Ao longo do tempo, as tecnologias digitais tornaram-se mais sofisticadas. Contudo, com o aparecimento dos sistemas de atendimento telefónico automático, hoje usados pela maioria das empresas e por muitas instituições do Estado, a promessa de simplificação ficou frequentemente por cumprir. Em vez de facilitar a vida aos cidadãos, estes sistemas oferecem, demasiadas vezes, longos tempos de espera e respostas pouco rápidas ou pouco eficazes.

É verdade que, por vezes, as coisas funcionam. Mas a experiência quotidiana mostra que esses casos são ainda insuficientes. Criou-se uma frustração persistente, alimentada por razões estruturais, técnicas e políticas. A tecnologia digital, os call centers automatizados e os sistemas de atendimento de empresas privadas e do Estado acabam, muitas vezes, por complicar aquilo que deveriam simplificar.

O que se verifica é que a digitalização foi frequentemente pensada para a eficiência interna, e não para a conveniência do cidadão. Grande parte das soluções digitais usadas por empresas e pelo Estado foi desenhada para reduzir custos, automatizar tarefas, diminuir o número de funcionários no atendimento e padronizar procedimentos. Tudo isso pode compreender-se no âmbito da gestão interna: menos papel, maior controlo de despesas e processos mais uniformes. O problema surge quando esta lógica deixa de servir o utente e passa a afastá-lo da resposta de que necessita.

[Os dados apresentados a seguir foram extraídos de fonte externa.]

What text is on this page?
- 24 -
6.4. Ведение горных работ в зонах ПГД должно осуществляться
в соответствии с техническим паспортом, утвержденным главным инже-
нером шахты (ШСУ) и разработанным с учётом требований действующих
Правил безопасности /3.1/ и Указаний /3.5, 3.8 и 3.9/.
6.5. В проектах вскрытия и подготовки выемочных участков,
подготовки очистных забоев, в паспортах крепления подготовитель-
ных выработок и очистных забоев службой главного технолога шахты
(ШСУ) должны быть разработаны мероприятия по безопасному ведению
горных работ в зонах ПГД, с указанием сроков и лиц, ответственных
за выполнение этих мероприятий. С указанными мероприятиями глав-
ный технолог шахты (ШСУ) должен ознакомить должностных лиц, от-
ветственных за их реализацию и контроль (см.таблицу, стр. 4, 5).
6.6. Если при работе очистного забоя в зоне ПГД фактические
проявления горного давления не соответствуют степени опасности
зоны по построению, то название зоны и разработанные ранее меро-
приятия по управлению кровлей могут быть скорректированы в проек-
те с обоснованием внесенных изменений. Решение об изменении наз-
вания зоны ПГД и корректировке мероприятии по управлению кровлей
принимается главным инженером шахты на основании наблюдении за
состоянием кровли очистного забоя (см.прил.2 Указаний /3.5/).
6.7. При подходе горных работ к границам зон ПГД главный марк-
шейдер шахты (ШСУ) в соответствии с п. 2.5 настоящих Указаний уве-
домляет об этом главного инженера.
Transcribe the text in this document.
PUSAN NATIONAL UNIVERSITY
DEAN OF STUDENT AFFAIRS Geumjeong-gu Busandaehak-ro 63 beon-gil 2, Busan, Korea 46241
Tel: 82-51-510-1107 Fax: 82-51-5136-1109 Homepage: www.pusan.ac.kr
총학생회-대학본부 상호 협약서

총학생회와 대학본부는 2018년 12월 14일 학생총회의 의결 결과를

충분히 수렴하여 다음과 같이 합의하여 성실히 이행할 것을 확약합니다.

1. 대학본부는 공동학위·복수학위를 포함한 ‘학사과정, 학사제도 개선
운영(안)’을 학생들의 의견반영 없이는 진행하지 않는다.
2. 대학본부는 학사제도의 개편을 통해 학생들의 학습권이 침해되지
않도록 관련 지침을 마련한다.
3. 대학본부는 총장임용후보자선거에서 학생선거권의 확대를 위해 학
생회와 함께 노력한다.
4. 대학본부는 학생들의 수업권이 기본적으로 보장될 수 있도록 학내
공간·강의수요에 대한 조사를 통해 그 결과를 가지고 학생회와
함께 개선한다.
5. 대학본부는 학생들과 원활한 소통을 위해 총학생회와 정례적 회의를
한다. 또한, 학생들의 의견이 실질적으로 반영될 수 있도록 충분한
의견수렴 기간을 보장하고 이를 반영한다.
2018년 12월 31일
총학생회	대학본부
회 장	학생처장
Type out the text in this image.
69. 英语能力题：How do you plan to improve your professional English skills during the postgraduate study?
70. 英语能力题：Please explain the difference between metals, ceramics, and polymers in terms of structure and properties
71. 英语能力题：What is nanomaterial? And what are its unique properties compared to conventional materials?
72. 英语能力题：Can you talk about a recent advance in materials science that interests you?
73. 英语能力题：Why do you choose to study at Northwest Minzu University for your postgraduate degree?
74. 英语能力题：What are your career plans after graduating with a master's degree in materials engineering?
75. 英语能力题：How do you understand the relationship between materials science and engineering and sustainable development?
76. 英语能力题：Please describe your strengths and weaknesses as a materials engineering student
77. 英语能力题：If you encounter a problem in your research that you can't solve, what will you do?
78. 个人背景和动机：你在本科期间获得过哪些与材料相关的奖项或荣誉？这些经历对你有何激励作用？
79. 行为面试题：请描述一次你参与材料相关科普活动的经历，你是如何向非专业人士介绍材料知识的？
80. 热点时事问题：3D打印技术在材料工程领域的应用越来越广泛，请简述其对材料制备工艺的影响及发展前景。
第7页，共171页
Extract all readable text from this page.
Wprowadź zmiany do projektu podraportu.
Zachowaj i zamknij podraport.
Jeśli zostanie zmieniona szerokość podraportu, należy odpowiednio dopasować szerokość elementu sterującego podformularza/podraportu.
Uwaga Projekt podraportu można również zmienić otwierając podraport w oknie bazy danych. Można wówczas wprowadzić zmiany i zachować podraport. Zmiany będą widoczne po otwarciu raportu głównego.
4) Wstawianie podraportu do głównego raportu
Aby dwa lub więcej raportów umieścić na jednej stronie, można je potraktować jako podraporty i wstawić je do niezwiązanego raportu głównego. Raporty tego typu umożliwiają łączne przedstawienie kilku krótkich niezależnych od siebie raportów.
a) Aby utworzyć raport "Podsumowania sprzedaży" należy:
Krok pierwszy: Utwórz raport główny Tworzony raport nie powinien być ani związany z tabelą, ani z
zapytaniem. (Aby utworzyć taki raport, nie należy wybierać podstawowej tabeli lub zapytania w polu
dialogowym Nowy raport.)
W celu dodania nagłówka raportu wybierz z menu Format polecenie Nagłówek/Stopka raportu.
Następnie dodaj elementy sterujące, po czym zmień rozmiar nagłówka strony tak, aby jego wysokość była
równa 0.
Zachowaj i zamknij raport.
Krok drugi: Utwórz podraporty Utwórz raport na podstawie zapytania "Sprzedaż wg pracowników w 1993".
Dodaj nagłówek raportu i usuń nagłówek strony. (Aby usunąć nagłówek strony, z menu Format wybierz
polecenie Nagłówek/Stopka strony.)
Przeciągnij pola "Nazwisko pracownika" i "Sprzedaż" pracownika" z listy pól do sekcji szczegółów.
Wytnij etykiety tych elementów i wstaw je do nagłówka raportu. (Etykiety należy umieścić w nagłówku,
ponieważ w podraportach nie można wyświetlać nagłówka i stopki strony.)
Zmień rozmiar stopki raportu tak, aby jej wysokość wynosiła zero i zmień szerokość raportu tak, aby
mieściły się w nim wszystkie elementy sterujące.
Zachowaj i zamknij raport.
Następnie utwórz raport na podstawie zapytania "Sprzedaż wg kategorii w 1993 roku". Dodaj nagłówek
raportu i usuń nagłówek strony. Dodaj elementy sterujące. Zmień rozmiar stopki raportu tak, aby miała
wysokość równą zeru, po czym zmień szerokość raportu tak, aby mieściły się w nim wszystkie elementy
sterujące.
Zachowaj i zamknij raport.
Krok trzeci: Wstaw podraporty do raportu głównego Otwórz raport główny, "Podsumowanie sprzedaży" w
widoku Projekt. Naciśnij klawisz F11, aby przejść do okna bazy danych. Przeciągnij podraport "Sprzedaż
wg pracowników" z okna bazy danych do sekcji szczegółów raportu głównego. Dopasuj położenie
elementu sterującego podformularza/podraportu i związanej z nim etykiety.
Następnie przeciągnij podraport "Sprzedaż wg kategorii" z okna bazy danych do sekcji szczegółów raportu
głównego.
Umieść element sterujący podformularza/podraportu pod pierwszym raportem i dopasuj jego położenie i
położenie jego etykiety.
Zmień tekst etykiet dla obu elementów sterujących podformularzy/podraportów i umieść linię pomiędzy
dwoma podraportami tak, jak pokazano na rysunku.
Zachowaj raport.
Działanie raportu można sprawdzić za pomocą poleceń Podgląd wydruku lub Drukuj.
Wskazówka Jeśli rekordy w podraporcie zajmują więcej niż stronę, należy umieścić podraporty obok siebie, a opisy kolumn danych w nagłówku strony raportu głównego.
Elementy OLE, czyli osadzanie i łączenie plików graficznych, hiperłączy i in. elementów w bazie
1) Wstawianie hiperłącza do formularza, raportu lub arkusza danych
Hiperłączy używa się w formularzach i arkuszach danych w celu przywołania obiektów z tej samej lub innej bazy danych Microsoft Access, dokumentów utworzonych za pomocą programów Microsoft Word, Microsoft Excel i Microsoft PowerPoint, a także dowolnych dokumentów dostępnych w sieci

Otimizar para dentro não é o mesmo que servir melhor quem está fora.

Os sistemas automáticos passaram, em muitos casos, a criar barreiras em vez de resolver problemas. Menus telefónicos intermináveis — o conhecido “prima 1, prima 2” —, bots que não compreendem perguntas simples e formulários incapazes de aceitar exceções são sintomas de uma automatização excessiva, pouco testada e pouco flexível. A tecnologia funciona razoavelmente bem em tarefas simples; falha quando o problema exige interpretação humana, contexto e capacidade de adaptação ao caso concreto de cada utente.

Falta, muitas vezes, investimento sério na experiência do utilizador e em testes com pessoas reais, tanto nos serviços públicos como nos privados. Sem recolha de opinião e sem correção das falhas de usabilidade, o objetivo passa a ser apenas “ter o sistema a funcionar”, e não “ter o sistema a funcionar bem para pessoas reais”. O caso do sistema digital de exames é, neste domínio, particularmente elucidativo.

Digitalizar um processo burocrático não o torna, por si só, menos burocrático. Se o procedimento original era lento, redundante e cheio de passos desnecessários, a sua versão digital apenas transfere a burocracia para o ecrã do computador ou para o telefone.

A digitalização sem alternativa exclui pessoas. Quando o atendimento presencial desaparece, o atendimento telefónico se torna totalmente automatizado e o atendimento digital é complexo, os cidadãos com menor literacia digital ficam, na prática, sem acesso real ao serviço.

Em suma, a tecnologia digital e os atendimentos automáticos falham quando são implementados sobretudo com objetivos de eficiência administrativa, e não de serviço ao cidadão. O resultado é conhecido: mais espera, menos respostas, mais frustração e menor confiança nas instituições.